Thank you for reading and make sure to post your questions and thoughts to our comments section of the blog!

Jeremy Nelson


12 Responses

  1. Should be interesting to see what happens with this early March storm as it is showing up on some models already and at the moment looks like a classic rain on the low’s approach to snow on the backside as it departs. Your snow prediction for February would have been pretty close had it not been for the lake effect from yesterday.

    Using official airport data, it was a really odd February compared to what we’re used to around here. The high temperatures ranged from only 28 to 38 and there were no lows in the single digits or below. Usually we get some harsh arctic blasts, yet get a mild spell or two that sends temps into the 40s. A combination of some weather factors and trends I notice as well as my personal hunch says the high temps in March are going to range from 31 to 56. Let’s see how I do with that come April 1.

    By the way, how many hours do you put into producing this monthly forecast would you guess?

    • Daniel,

      It is hard to put a number on this. I am always looking at the pattern and comparing it to the previous cycles. That part is ongoing. Then translating that into a long range forecast for our area and doing the write-up I would say 4-5 hours at least. Thanks for reading!


  2. Just think Jeremy, as you do more and more of the monthly forecasts, you will be able to reuse alot of the verbiage from the prior cycle and adjust for the jetstream location.

    Might cut down on your 5+ hours on a long range forecast.

    [isn’t it just insane to have this option available?]

    • The general ideas can be used again…but as you know each year the pattern is unique. Trying to make the forecast simple for everyone to enjoy and understand is the tough part.


  3. Couldn’t you just say I think March would be about Average? HAHA

    I predict one day in March it will be 63 degrees

    • Overall it may be close to average…but it is the ups and downs along the way that I am willing to talk about and also highlight specific storms. I do hope your 63 pays a visit this month!

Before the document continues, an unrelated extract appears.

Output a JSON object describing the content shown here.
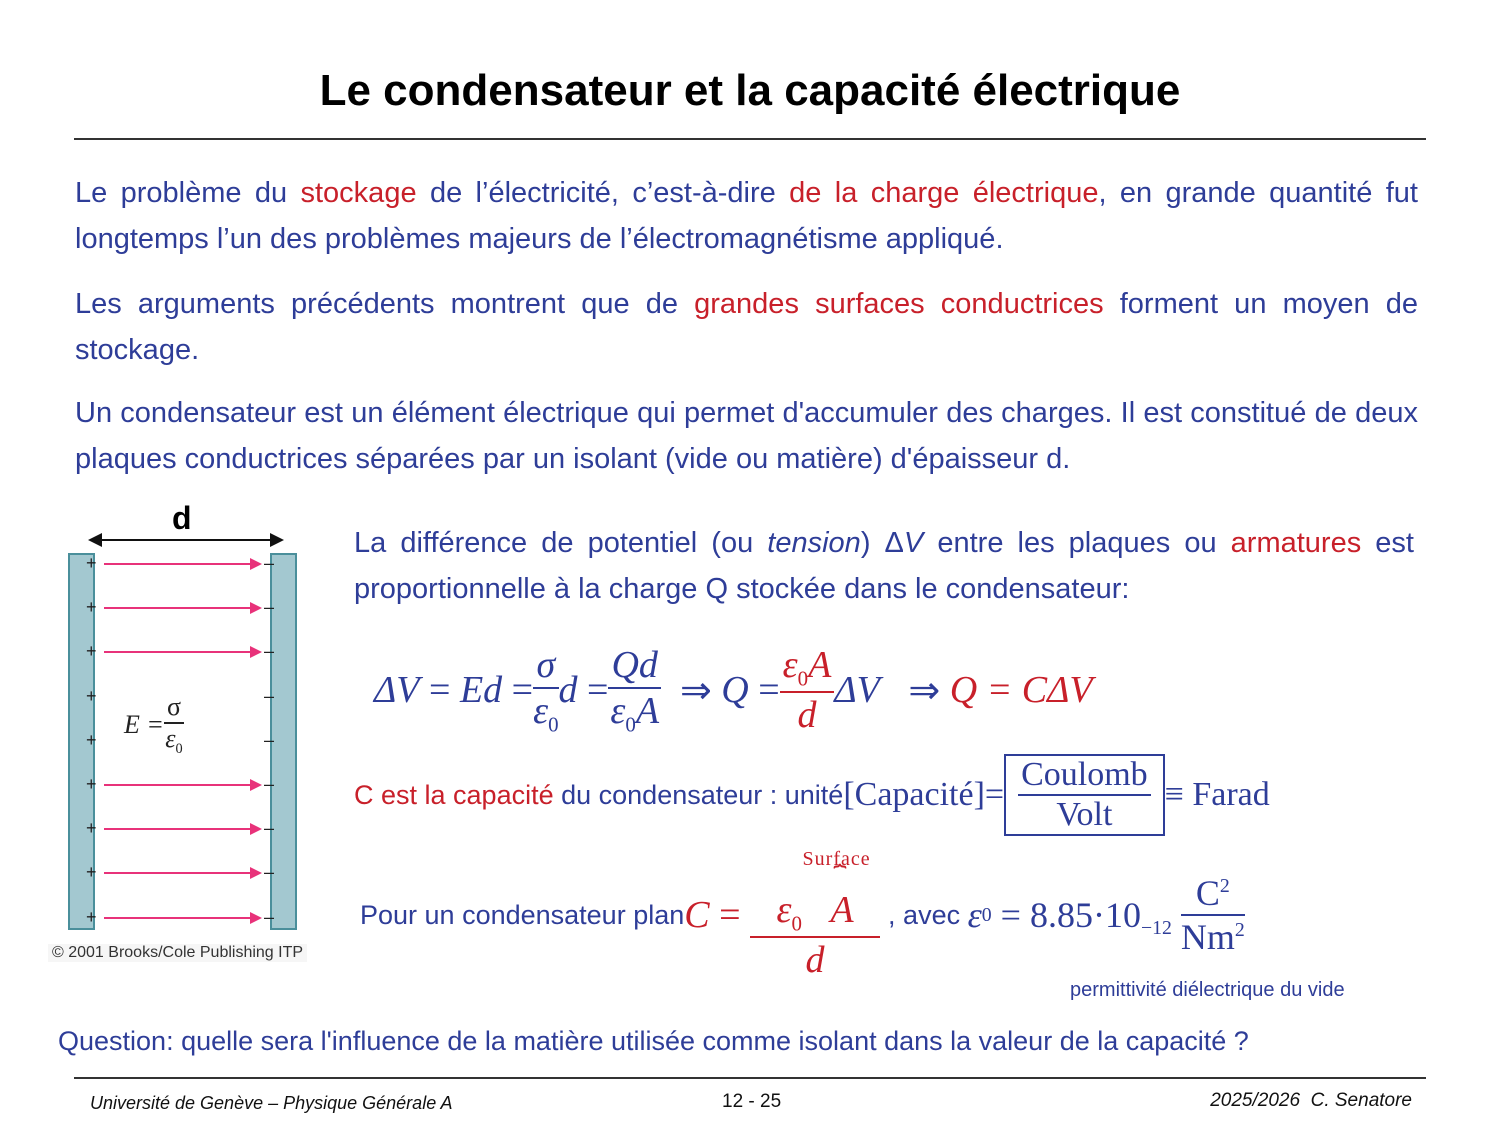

  4. I was only kidding! I really did read the whole thing!

  5. I love your long range forecasts. So far, it seems like they really hold true for the most part. Great job!

    • Greg,

      Thanks for reading. No long range forecast is perfect…but what this one is based on gives us a huge advantage.


  6. Hey, I frequent your old stations blog (didn’t post much just enjoyed reading). It’s good to see believers are forming in other parts of the country now 🙂 Trust me, this “theory” is amazing in its accuracy.

    • Adam,

      As you know it takes months to a year to learn about the LRC and see what it is all about. I always encourage anyone wanting to learn more to follow along in the blog for a year. The LRC is pretty amazing. Thanks for stopping by!


  7. I am still learning about the LRC…new discoveries nearly every week!